The medications used for intravitreal injection include:
  1. Anti-vascular endothelial growth factor (anti-VEGF), including:
  • Bevacizumab (Avastin)
  • Ranibizumab (Lucentis)
  • Aflibercept (Eylea)
Anti-VEGF medications interrupt the production of the abnormal blood vessels in the retina and choroid. These drugs help in reducing the fluid leakage from the blood vessels and decrease swelling of the macula.
  1. Steroids, such as ozurdex, triamcinolone, and dexamethasone. The steroid help in reduce the inflammation and fluid leakage.
  2. Antibiotics, such as anti-bacterial, anti-fungal, and anti-viral medications. These drugs are used to treat the infection in the eye such as endophthalmitis and retinitis.
  1. Neovascular age-related macular degeneration (AMD) or wet age-related macular degeneration (AMD)
  2. Diabectic macular edema (DME)
  3. Macular edema secondary to retinal vein occlusion (RVO), including branch retinal vein occlusion and central retinal vein occlusion
  4. Abnormal growth of blood vessels in the macula due to pathologic myopia, injury to the eye, or unknown reasons
  5. Infection or inflammation in the eye, such as uveitis, endophthalmitis after an accident or surgery or spreading from another part of the body
This procedure helps in reducing the swelling of the retina and the severity of disease. This helps to improve or maintain the vision and reduce the risk of visual loss. However, the results depend on the certain eye conditions of each patient.
  1. Your eyes and the skin around your eyes will be cleaned with antiseptic solutin. Your face will be covered with the sterile cloth.
  2. The doctor will place the equipment to keep your eyes open, to prevent blinking and reduce the risk of infection.
  3. The doctor will inject the medication into the white part of the eyes. You may feel mild pressure during the procedure.

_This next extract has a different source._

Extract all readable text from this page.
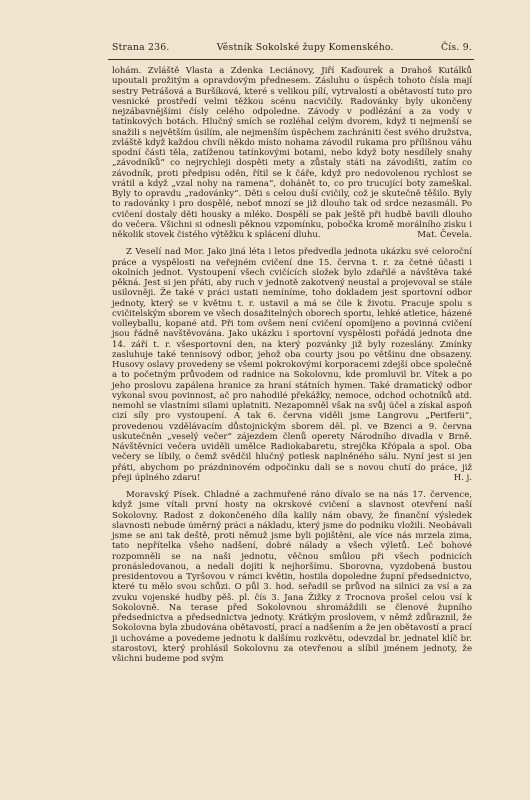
Strana 236.	Věstník Sokolské župy Komenského.	Čís. 9.

lohám. Zvláště Vlasta a Zdenka Leciánovy, Jiří Kaďourek a Drahoš Kutálků upoutali prožitým a opravdovým přednesem. Zásluhu o úspěch tohoto čísla mají sestry Petrášová a Buršíková, které s velikou pílí, vytrvalostí a obětavostí tuto pro vesnické prostředí velmi těžkou scénu nacvičily. Radovánky byly ukončeny nejzábavnějšími čísly celého odpoledne. Závody v podlézání a za vody v tatínkových botách. Hlučný smích se rozléhal celým dvorem, když ti nejmenší se snažili s největším úsilím, ale nejmenším úspěchem zachrániti čest svého družstva, zvláště když každou chvíli někdo místo nohama závodil rukama pro přílišnou váhu spodní části těla, zatíženou tatínkovými botami, nebo když boty nesdílely snahy „závodníků“ co nejrychleji dospěti mety a zůstaly státi na závodišti, zatím co závodník, proti předpisu oděn, řítil se k čáře, když pro nedovolenou rychlost se vrátil a když „vzal nohy na ramena“, dohánět to, co pro trucující boty zameškal. Byly to opravdu „radovánky“. Děti s celou duší cvičily, což je skutečně těšilo. Byly to radovánky i pro dospělé, neboť mnozí se již dlouho tak od srdce nezasmáli. Po cvičení dostaly děti housky a mléko. Dospělí se pak ještě při hudbě bavili dlouho do večera. Všichni si odnesli pěknou vzpomínku, pobočka kromě morálního zisku i několik stovek čistého výtěžku k splácení dluhu.	Mat. Čevela.

Z Veselí nad Mor. Jako jiná léta i letos předvedla jednota ukázku své celoroční práce a vyspělosti na veřejném cvičení dne 15. června t. r. za četné účasti i okolních jednot. Vystoupení všech cvičících složek bylo zdařilé a návštěva také pěkná. Jest si jen přáti, aby ruch v jednotě zakotvený neustal a projevoval se stále usilovněji. Že také v práci ustati nemíníme, toho dokladem jest sportovní odbor jednoty, který se v květnu t. r. ustavil a má se čile k životu. Pracuje spolu s cvičitelským sborem ve všech dosažitelných oborech sportu, lehké atletice, házené volleyballu, kopané atd. Při tom ovšem není cvičení opomíjeno a povinná cvičení jsou řádně navštěvována. Jako ukázku i sportovní vyspělosti pořádá jednota dne 14. září t. r. všesportovní den, na který pozvánky již byly rozeslány. Zmínky zasluhuje také tennisový odbor, jehož oba courty jsou po většinu dne obsazeny. Husovy oslavy provedeny se všemi pokrokovými korporacemi zdejší obce společně a to početným průvodem od radnice na Sokolovnu, kde promluvil br. Vítek a po jeho proslovu zapálena hranice za hraní státních hymen. Také dramatický odbor vykonal svou povinnost, ač pro nahodilé překážky, nemoce, odchod ochotníků atd. nemohl se vlastními silami uplatniti. Nezapomněl však na svůj účel a získal aspoň cizí síly pro vystoupení. A tak 6. června viděli jsme Langrovu „Periferii“, provedenou vzdělávacím důstojnickým sborem děl. pl. ve Bzenci a 9. června uskutečněn „veselý večer“ zájezdem členů operety Národního divadla v Brně. Návštěvníci večera uviděli umělce Radiokabaretu, strejčka Křópala a spol. Oba večery se líbily, o čemž svědčil hlučný potlesk naplněného sálu. Nyní jest si jen přáti, abychom po prázdninovém odpočinku dali se s novou chutí do práce, již přeji úplného zdaru!	H. j.

Moravský Písek. Chladné a zachmuřené ráno dívalo se na nás 17. července, když jsme vítali první hosty na okrskové cvičení a slavnost otevření naší Sokolovny. Radost z dokončeného díla kalily nám obavy, že finanční výsledek slavnosti nebude úměrný práci a nákladu, který jsme do podniku vložili. Neobávali jsme se ani tak deště, proti němuž jsme byli pojištěni, ale více nás mrzela zima, tato nepřítelka všeho nadšení, dobré nálady a všech výletů. Leč bohové rozpomněli se na naši jednotu, věčnou smůlou při všech podnicích pronásledovanou, a nedali dojíti k nejhoršímu. Sborovna, vyzdobená bustou presidentovou a Tyršovou v rámci květin, hostila dopoledne župní předsednictvo, které tu mělo svou schůzi. O půl 3. hod. seřadil se průvod na silnici za vsí a za zvuku vojenské hudby pěš. pl. čís 3. Jana Žižky z Trocnova prošel celou vsí k Sokolovně. Na terase před Sokolovnou shromáždili se členové župního předsednictva a předsednictva jednoty. Krátkým proslovem, v němž zdůraznil, že Sokolovna byla zbudována obětavostí, prací a nadšením a že jen obětavostí a prací ji uchováme a povedeme jednotu k dalšímu rozkvětu, odevzdal br. jednatel klíč br. starostovi, který prohlásil Sokolovnu za otevřenou a slíbil jménem jednoty, že všichni budeme pod svým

  1. Avoid getting any water in your eye for at least one to three days after the procedure to prevent infection. Do not rub your eyes and avoid getting anything in your eyes.
  2. Please see your doctor immediately if you experience eye pain, redness, and/or discharge or blurry vision after the injection. Please keep all scheduled appointments and treatment plan strictly.
The complications of the procedure include pain, redness, increase eye pressure and infection. Please contact your doctor immediately if you experience any symptoms such as severe pain, eye discharge or visual deterioration after the injection.
  • Please bring a family member or friend with you to the appointment.
  • If you travel for the treatment, we recommend staying at a hotel close to the hospital.
  • Please keep all follow-up appointments. If you must cancel, please contact the staff for the new proper appointment.
  • This procedure does not affect your ability to travel.
The success of the procedure mainly depends on the type, location, and severity of the disease. Early treatment will be more effective and give better results than the late treatment. The success is limited in case of advance disease with extensive damage of the macula.
What if the procedure is not performed?
Please discuss with your doctor about all benefits and risks associated with the procedure.
Your ophthalmologist will determine the other appropriate treatment options, such as laser or surgery, depending on the type and severity of your condition.